Parthenolides inhibit the Inflammasome directly and also inhibit NF-κB  

There are many of these sesquiterpine that inhibit the NF-lab pathway and half a dozen that also inhibit the NLRP3 Inflammasome as well. Examples include the Parthenolide, derived from the Feverfew plant. Arglabin, derived from the Kazakh tree also is a sesquiterpine.

Here are two illustrations of how these natural products (and Bay 11-7082) work on inhibiting NF-kB signaling and also work on inhibiting the NLRP3 Inflammasome.

Tanacetum Parthenium (Feverfew) 

  • Parthenolide binds to and inhibits IκB kinase complex (IKK)β.

  • Parthenolide inhibits prostaglandine synthetase.

  • Parthenolide reduces human neutrophil oxidative burst activity.

​Conclusions on inhibiting the Inflammasome directly and inhibiting NF-κB directly:

It is now clear that inhibition if NF-κB is clearly a good target for preventing aging and reducing cancer risk.  However most NF-κB inhibitors do not also directly inhibit Inflammasomes.  Parthenolides are unique molecules in that they directly inhibit NF-κB activation by Toll-like receptors (TLRs), but also directly inhibit Inflammasomes by inhibiting Caspace activation and P2X7 receptor mediated potassium efflux from the cell.  

For this reason, Parthenolides and synthetic analogs may end up being very effective chemoprevention compounds for cancer and for aging.

Nrf2 and NF-κB crosstalk – why broccoli prevents cancer

Nrf2 is the key transcription factor that turns on most of the antioxidant enzyme genes (HO-1, SOD,1, NQ01), the genes involving glutathione synthesis (GCLM, GCLC, GCS, GSR), the genes involving NADPH synthesis (G6PD, malice enzyme), and free radical detoxification genes (GPX2, peroxiredoxin, and other enzymes that directly inactivate oxidants or electrophiles (GSTs, UGTs, etc.). 
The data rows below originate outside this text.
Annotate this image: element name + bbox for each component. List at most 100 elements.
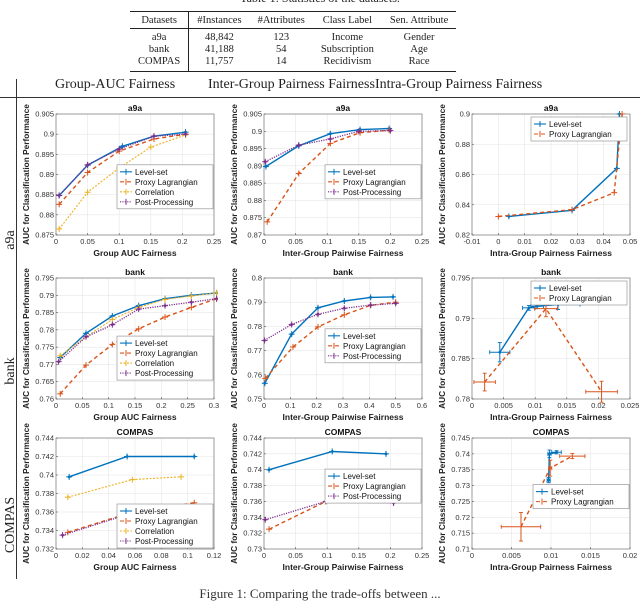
data-point-level-set bbox=[547, 449, 552, 459]
legend-item-proxy-lagrangian: Proxy Lagrangian bbox=[328, 342, 406, 351]
data-point-post-processing bbox=[55, 358, 62, 365]
x-tick-label: 0.05 bbox=[623, 237, 638, 246]
y-tick-label: 0.87 bbox=[247, 231, 262, 240]
x-tick-label: 0.015 bbox=[557, 401, 576, 410]
legend-label: Post-Processing bbox=[135, 198, 193, 207]
series-line-level-set bbox=[499, 303, 559, 353]
x-tick-label: 0.5 bbox=[390, 401, 400, 410]
data-point-proxy-lagrangian bbox=[289, 343, 296, 350]
x-tick-label: 0.4 bbox=[364, 401, 374, 410]
y-tick-label: 0.88 bbox=[247, 196, 262, 205]
table-header-cell: #Instances bbox=[188, 11, 250, 29]
data-point-post-processing bbox=[341, 305, 348, 312]
legend-item-level-set: Level-set bbox=[534, 120, 582, 129]
chart-compas-intra-group: 0 0.005 0.01 0.015 0.02 0.71 0.715 0.72 0.725 0.7… bbox=[437, 423, 637, 572]
x-tick-label: 0.15 bbox=[128, 401, 143, 410]
series-line-proxy-lagrangian bbox=[498, 113, 623, 218]
chart-a9a-intra-group: -0.01 0 0.01 0.02 0.03 0.04 0.05 0.82 0.84 0.86 0.… bbox=[437, 103, 638, 258]
legend-item-level-set: Level-set bbox=[120, 339, 168, 348]
x-tick-label: 0.05 bbox=[288, 551, 303, 560]
data-point-level-set bbox=[367, 294, 374, 301]
y-tick-label: 0.732 bbox=[35, 545, 54, 554]
data-point-level-set bbox=[191, 453, 198, 460]
y-tick-label: 0.795 bbox=[35, 274, 54, 283]
table-header-cell: Datasets bbox=[130, 11, 190, 29]
y-tick-label: 0.89 bbox=[247, 161, 262, 170]
legend-item-post-processing: Post-Processing bbox=[328, 188, 401, 197]
chart-title: a9a bbox=[336, 103, 350, 113]
legend-item-proxy-lagrangian: Proxy Lagrangian bbox=[536, 498, 614, 507]
x-axis-label: Intra-Group Pairness Fairness bbox=[490, 562, 612, 572]
legend-label: Proxy Lagrangian bbox=[135, 178, 198, 187]
data-point-proxy-lagrangian bbox=[262, 375, 269, 382]
data-point-post-processing bbox=[162, 302, 169, 309]
legend-label: Level-set bbox=[549, 120, 582, 129]
data-point-proxy-lagrangian bbox=[57, 390, 64, 397]
y-tick-label: 0.9 bbox=[44, 130, 54, 139]
chart-compas-group-auc: 0 0.02 0.04 0.06 0.08 0.1 0.12 0.732 0.734 0.736 0… bbox=[21, 423, 221, 572]
x-tick-label: 0.06 bbox=[128, 551, 143, 560]
legend-item-correlation: Correlation bbox=[120, 527, 174, 536]
data-point-post-processing bbox=[262, 516, 269, 523]
legend-item-proxy-lagrangian: Proxy Lagrangian bbox=[328, 178, 406, 187]
y-tick-label: 0.78 bbox=[39, 325, 54, 334]
x-tick-label: 0.1 bbox=[103, 401, 113, 410]
x-axis-label: Inter-Group Pairwise Fairness bbox=[283, 248, 404, 258]
y-tick-label: 0.742 bbox=[243, 449, 262, 458]
data-point-proxy-lagrangian bbox=[548, 459, 553, 477]
table-row: bank 41,188 54 Subscription Age bbox=[130, 44, 456, 56]
data-point-level-set bbox=[546, 477, 551, 484]
legend-label: Proxy Lagrangian bbox=[343, 342, 406, 351]
y-axis-label: AUC for Classification Performance bbox=[229, 423, 239, 564]
series-line-post-processing bbox=[265, 129, 391, 163]
y-tick-label: 0.88 bbox=[39, 210, 54, 219]
x-axis-label: Group AUC Fairness bbox=[93, 562, 177, 572]
y-tick-label: 0.744 bbox=[35, 434, 54, 443]
y-tick-label: 0.738 bbox=[35, 489, 54, 498]
x-tick-label: 0.05 bbox=[80, 237, 95, 246]
y-tick-label: 0.736 bbox=[35, 508, 54, 517]
y-tick-label: 0.72 bbox=[455, 513, 470, 522]
data-point-proxy-lagrangian bbox=[295, 170, 302, 177]
legend-item-correlation: Correlation bbox=[120, 359, 174, 368]
x-tick-label: 0.1 bbox=[285, 401, 295, 410]
data-point-correlation bbox=[109, 316, 116, 323]
y-axis-label: AUC for Classification Performance bbox=[21, 423, 31, 564]
legend-item-proxy-lagrangian: Proxy Lagrangian bbox=[120, 349, 198, 358]
data-point-level-set bbox=[327, 130, 334, 137]
table-header-cell: #Attributes bbox=[249, 11, 313, 29]
table-cell: Recidivism bbox=[323, 56, 372, 67]
x-tick-label: 0.03 bbox=[570, 237, 585, 246]
data-point-post-processing bbox=[261, 337, 268, 344]
data-point-level-set bbox=[66, 473, 73, 480]
y-tick-label: 0.71 bbox=[455, 545, 470, 554]
legend-label: Level-set bbox=[549, 284, 582, 293]
table-header-cell: Sen. Attribute bbox=[381, 11, 457, 29]
y-tick-label: 0.75 bbox=[247, 395, 262, 404]
legend-label: Post-Processing bbox=[343, 492, 401, 501]
data-point-proxy-lagrangian bbox=[611, 189, 618, 196]
column-header-intra-group: Intra-Group Pairness Fairness bbox=[375, 77, 543, 92]
y-tick-label: 0.79 bbox=[247, 298, 262, 307]
y-tick-label: 0.875 bbox=[243, 213, 262, 222]
x-tick-label: 0.1 bbox=[322, 551, 332, 560]
table-cell: Income bbox=[331, 32, 364, 43]
data-point-proxy-lagrangian bbox=[188, 304, 195, 311]
y-tick-label: 0.84 bbox=[455, 200, 470, 209]
data-point-correlation bbox=[57, 352, 64, 359]
x-tick-label: 0 bbox=[262, 551, 266, 560]
dataset-stats-table: Datasets #Instances #Attributes Class La… bbox=[130, 11, 457, 72]
data-point-correlation bbox=[162, 296, 169, 303]
x-tick-label: 0.025 bbox=[621, 401, 640, 410]
y-tick-label: 0.885 bbox=[243, 179, 262, 188]
legend-item-proxy-lagrangian: Proxy Lagrangian bbox=[534, 130, 612, 139]
chart-compas-inter-group: 0 0.05 0.1 0.15 0.2 0.25 0.73 0.732 0.734 0.736 0.… bbox=[229, 423, 429, 572]
y-tick-label: 0.775 bbox=[35, 343, 54, 352]
y-tick-label: 0.9 bbox=[252, 127, 262, 136]
data-point-post-processing bbox=[327, 135, 334, 142]
table-cell: Race bbox=[408, 56, 430, 67]
data-point-level-set bbox=[261, 380, 268, 387]
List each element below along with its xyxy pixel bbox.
Recent research has shown that there is considerable crosstalk between the Nrf2 pathway and several other critical stress sensing pathways, the most important ones being p53, Notch1, and NF-κB. 

 * As a consequence, most phytochemicals that activate Nrf2, such as the isothiocyanates found in broccoli, Brussel sprouts, cabbage, cauliflower, and watercress also suppress NF-κB.  The opposite also appears to be true – most anti-inflammatory compounds that inhibit NF-κB also activate the Nrf2 pathway.